Des dispositifs à mettre en place

Les résultats ont permis de dégager quatre profils dominants en fonction du rapport au logement et au chauffage, selon la capacité de changement et le niveau de confort requis par les ménages (voir encadré).

Des dispositifs adaptés doivent être mis en place, renforcés, rendus plus accessibles, mieux relayés par les collectivités territoriales. Il s’agit, d’une part, d’améliorer le repérage des ménages, notamment à partir d’un suivi des Fonds Solidarité Logements octroyés par les Conseils Généraux aux ménages en impayés, puis de développer sur l’ensemble du territoire national des fonds sociaux d’aide aux travaux qui permettent la rénovation du bâti, des aides au règlement des factures d’énergie, toutes énergies confondues…

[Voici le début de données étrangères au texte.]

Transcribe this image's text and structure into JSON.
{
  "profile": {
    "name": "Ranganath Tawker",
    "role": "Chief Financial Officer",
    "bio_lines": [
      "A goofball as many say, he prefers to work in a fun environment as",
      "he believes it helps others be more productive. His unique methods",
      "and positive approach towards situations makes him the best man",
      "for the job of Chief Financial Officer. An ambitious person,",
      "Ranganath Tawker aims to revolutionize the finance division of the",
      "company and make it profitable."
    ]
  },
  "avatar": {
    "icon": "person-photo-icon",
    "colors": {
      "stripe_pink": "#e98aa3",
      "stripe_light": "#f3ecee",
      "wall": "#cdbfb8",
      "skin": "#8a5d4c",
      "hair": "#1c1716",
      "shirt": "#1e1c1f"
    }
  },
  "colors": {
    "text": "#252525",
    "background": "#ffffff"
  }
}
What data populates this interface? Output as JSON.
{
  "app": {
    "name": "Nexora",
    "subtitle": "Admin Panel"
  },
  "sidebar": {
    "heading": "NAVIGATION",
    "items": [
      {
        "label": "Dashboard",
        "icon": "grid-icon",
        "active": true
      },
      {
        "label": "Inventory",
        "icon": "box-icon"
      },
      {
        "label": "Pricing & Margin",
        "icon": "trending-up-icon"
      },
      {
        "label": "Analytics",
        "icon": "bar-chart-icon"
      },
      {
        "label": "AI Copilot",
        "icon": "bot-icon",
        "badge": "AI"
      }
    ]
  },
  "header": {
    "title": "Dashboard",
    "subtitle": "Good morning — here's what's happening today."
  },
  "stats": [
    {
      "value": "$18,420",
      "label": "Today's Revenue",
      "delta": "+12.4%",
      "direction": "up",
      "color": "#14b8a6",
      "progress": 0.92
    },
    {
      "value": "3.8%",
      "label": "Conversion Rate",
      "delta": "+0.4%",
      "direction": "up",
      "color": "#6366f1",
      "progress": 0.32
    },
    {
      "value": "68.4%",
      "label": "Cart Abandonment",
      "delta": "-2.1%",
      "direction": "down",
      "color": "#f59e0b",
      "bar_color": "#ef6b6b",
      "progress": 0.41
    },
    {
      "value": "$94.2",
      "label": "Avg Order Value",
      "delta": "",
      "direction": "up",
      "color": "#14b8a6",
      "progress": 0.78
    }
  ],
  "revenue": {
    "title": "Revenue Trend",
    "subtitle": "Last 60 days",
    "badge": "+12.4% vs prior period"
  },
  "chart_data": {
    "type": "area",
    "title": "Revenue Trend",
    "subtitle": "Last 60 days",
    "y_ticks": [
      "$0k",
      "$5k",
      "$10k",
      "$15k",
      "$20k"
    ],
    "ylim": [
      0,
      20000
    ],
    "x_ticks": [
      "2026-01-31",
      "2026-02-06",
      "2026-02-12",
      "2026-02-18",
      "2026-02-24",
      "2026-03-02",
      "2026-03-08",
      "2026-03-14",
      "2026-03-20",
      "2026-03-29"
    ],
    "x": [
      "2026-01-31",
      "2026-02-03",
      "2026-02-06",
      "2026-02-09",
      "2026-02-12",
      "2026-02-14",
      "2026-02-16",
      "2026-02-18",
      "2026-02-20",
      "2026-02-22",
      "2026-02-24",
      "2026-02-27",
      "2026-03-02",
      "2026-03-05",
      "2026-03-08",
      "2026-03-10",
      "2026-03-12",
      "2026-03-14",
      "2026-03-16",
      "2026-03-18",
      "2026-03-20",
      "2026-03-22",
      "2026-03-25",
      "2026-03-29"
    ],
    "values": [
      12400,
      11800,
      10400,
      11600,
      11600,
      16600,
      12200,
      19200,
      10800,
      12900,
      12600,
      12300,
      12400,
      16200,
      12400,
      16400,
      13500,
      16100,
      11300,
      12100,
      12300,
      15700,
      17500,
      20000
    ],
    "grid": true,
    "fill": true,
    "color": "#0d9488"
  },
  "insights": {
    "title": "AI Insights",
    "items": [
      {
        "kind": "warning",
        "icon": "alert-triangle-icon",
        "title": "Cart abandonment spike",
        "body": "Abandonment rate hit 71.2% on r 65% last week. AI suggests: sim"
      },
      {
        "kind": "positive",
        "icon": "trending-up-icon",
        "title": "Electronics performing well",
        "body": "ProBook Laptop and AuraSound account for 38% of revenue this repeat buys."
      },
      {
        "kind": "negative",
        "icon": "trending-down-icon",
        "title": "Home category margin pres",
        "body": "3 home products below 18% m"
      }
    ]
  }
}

D’autre part, il semble nécessaire de faire appliquer les droits, comme celui des tarifs sociaux directement sur les factures énergétiques des foyers éligibles, sans les faire passer par la constitution de dossiers souvent dissuasive. Aujourd’hui, seulement un éligible sur deux en est bénéficiaire. Afin d’éclairer et de mieux prévenir ce phénomène, il y a la nécessité de créer un Observatoire national de la précarité énergétique dont le CSTB a réalisé l’étude de faisabilité qui constituera la trame du dispositif d’observation inter-partenarial à venir dès 2010.

Quatre profils types

  • Confort convenable au risque d’un impayé (problème économique). Les températures sont convenables au risque d’impayés de factures (confort requis malgré des ressources insuffisantes). Il s’agit de personnes âgées ou ayant des problèmes de santé qui ont une maîtrise sur le chauffage (température constante, contrôlée).
  • Confort recherché et restriction (problème d’usage). Le ménage est économe et recherche un confort minimal, pas forcément obtenu, grâce un « système D » : modulation de chauffage en présence d’un tiers ou d’enfants en bas âge, calfeutrage. Le taux d’effort énergétique est plus élevé que pour les autres profils.
  • Tentatives de confort par appoint (problème de bâti). La lutte contre l’inconfort se fait par le biais de chauffages d’appoint dans des logements mal isolés, dotés d’équipements mal adaptés. Les occupants ne peuvent pas envisager de solutions de rénovation durables et efficaces, faute de moyens financiers.
  • Rejet du logement (problème de précarité économique et sociale). Les occupants subissent l’inconfort et sont impuissants face à la situation. Ils se sentent mal dans leurs logements et se désinvestissent (isolés, problèmes sociaux et économiques dominants). Ces ménages fuient leur logement comme l’atteste l’importance du poste carburant dans leur gestion budgétaire.